Yamapi pulls out his phone and yawns. He didn’t realize it was already after nine, although it has felt like an eternity since he was first dragged into the sofa museum behind Landlady Imo’s office.
He opens his camera and takes a picture, but gives up after one. He’d need a much better lens to get a decent shot of the night sky, so Yamapi contents himself with trying to ingrain a mental photograph, taking in the low hanging electrical wires that frame the sky and how the light from the far street lamp glows on the glossy black foliage of nearby trees and the slight nip in the air that--
“Well that was beautiful!” one of the ahjummas at the front of the crowd announces loudly and turns on her heel to head inside.
“Happy Chuseok!” a few relatives say to no one in particular as they all put away their phones and turn to follow suit.
Yamapi takes one last longing look at the large moon that has just begun its nightly ascent and hurries after Daesung who is herding the kids inside for popsicles and an animated movie in one of the back bedrooms.

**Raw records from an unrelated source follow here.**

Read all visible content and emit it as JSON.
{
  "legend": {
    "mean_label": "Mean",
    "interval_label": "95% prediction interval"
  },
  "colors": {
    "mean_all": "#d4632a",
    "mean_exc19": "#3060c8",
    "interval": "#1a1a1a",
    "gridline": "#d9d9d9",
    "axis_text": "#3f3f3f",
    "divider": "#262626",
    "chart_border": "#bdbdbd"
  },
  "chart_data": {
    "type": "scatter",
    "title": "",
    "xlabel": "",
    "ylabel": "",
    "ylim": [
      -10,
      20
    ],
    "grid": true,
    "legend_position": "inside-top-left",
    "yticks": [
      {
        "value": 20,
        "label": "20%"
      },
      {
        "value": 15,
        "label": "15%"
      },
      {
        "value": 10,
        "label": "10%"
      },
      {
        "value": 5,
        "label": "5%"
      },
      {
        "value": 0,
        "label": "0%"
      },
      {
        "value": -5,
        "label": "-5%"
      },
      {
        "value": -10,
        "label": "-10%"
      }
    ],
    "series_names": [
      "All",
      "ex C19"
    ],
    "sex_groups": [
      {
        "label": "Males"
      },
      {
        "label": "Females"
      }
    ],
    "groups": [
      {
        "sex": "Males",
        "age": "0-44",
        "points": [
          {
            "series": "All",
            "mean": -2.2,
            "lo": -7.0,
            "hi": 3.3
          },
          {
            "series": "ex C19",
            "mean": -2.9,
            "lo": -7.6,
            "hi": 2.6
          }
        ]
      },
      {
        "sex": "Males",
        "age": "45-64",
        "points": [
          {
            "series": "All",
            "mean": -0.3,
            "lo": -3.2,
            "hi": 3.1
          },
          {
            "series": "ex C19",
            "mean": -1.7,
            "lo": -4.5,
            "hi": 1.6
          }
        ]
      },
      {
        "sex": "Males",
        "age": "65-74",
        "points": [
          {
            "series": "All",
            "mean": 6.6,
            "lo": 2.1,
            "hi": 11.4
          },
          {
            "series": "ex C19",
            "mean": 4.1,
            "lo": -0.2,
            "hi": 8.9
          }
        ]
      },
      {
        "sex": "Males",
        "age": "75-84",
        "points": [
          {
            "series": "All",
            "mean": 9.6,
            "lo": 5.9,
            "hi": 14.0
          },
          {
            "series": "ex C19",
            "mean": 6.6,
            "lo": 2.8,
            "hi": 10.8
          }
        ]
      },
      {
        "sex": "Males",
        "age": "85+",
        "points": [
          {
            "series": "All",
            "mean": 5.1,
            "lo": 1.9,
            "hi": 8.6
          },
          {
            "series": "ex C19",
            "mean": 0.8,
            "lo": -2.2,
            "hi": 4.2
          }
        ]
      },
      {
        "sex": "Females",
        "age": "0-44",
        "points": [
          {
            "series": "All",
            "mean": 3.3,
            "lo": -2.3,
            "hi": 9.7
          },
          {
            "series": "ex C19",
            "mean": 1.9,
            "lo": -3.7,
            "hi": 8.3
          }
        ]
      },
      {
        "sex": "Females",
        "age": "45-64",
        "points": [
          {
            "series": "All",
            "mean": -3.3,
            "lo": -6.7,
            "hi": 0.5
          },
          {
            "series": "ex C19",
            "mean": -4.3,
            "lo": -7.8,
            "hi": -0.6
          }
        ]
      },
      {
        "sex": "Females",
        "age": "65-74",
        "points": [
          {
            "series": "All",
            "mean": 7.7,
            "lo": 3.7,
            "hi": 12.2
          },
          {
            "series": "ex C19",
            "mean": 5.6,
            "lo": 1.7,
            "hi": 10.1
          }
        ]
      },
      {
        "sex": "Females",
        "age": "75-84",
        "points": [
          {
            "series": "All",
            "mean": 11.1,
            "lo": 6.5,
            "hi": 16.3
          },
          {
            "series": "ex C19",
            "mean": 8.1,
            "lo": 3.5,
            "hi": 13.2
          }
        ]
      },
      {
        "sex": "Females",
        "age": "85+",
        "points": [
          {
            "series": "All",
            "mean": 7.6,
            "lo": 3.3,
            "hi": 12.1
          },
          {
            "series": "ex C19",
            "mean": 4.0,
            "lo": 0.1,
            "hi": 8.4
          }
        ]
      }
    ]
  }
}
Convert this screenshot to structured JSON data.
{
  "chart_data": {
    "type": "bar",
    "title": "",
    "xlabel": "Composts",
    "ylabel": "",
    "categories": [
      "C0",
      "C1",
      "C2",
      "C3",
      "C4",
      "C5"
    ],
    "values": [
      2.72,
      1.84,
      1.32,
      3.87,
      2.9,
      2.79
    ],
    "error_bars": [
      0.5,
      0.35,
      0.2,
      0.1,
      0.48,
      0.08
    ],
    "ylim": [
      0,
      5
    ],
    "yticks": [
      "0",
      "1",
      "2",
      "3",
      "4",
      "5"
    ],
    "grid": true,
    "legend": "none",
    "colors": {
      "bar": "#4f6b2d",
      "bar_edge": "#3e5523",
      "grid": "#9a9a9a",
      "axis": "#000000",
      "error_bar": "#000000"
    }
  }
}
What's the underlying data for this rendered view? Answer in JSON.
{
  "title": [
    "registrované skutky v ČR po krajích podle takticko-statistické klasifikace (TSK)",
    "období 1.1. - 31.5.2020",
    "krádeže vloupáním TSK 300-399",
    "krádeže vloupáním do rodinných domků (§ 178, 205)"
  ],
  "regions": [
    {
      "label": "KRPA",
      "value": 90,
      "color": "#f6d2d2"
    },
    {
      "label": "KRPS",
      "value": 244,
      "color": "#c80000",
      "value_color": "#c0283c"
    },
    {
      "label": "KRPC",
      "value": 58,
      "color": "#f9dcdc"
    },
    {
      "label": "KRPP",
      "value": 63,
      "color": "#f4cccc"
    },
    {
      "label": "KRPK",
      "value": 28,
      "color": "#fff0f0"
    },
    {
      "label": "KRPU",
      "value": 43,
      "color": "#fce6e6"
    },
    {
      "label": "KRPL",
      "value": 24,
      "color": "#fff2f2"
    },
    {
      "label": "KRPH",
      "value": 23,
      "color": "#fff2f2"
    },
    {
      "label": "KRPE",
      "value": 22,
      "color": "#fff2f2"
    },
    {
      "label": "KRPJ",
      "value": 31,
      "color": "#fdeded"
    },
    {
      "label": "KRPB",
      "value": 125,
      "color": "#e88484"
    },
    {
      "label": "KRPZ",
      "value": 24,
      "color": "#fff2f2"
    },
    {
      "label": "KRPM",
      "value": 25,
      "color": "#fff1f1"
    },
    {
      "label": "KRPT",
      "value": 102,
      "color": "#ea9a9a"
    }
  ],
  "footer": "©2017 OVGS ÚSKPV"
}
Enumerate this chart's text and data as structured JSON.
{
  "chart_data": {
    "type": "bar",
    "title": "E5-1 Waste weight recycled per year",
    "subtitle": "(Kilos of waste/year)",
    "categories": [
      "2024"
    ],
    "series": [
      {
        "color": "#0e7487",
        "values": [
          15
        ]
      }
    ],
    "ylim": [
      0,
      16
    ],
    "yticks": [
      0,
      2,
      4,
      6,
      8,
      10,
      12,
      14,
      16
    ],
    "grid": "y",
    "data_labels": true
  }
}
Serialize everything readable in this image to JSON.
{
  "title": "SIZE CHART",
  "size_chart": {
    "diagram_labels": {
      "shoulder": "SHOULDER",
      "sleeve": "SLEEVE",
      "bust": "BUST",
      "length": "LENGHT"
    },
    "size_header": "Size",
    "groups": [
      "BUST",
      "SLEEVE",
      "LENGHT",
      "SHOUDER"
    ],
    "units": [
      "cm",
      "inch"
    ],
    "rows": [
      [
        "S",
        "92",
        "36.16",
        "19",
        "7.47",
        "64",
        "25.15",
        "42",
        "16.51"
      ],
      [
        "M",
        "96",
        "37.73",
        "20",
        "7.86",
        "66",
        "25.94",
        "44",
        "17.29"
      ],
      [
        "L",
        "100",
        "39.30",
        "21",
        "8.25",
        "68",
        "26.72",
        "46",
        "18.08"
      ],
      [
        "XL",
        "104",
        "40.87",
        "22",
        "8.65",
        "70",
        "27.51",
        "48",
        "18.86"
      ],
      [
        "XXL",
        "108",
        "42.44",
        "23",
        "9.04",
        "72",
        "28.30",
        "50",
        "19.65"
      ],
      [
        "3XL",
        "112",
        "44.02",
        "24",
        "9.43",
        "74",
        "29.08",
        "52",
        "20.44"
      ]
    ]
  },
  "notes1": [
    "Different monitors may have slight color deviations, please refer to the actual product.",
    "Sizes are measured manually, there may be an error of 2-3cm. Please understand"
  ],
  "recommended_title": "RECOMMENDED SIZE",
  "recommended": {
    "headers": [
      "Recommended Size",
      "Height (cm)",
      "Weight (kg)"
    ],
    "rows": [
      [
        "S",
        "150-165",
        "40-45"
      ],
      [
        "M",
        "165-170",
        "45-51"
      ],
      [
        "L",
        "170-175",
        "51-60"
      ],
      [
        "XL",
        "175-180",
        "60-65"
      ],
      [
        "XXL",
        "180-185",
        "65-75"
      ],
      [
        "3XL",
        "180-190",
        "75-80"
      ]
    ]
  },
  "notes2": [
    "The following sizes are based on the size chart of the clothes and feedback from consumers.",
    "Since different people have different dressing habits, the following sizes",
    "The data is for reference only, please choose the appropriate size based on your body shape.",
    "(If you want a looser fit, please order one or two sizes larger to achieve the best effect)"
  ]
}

“You’re welcome...sleep here with everyone,” Daesung offers later when the party finally winds down for the evening well after midnight.
“Oh no, that’s ok,” Yamapi assures him. “The space...small here, right?” Daesung glances around the room already cluttered with futons and sleeping bags and gives a sleepy laugh that ends in a wide yawn.
“Yeah. Goodnight, then. I’ll try to keep Imo from waking you up for breakfast before dawn, but no promises,” he grins sheepishly.
“Thanks.”
Yamapi heads out into the still air with a smile. He climbs the wooden stairs up to his floor but stops to lower himself to the top step, tipping his head back to lean against the railing.
The moon overhead is small and white now, free of the earlier haze. Yamapi takes a moment to remember other moons on other nights, Tokyo moons and Osaka moons. He wanders into his apartment wondering what California moons look like and crawls into bed fully clothed and heavy limbed.
Yamapi falls asleep in the floating silver light and dreams of buttered toast and black vinyl wrist watches.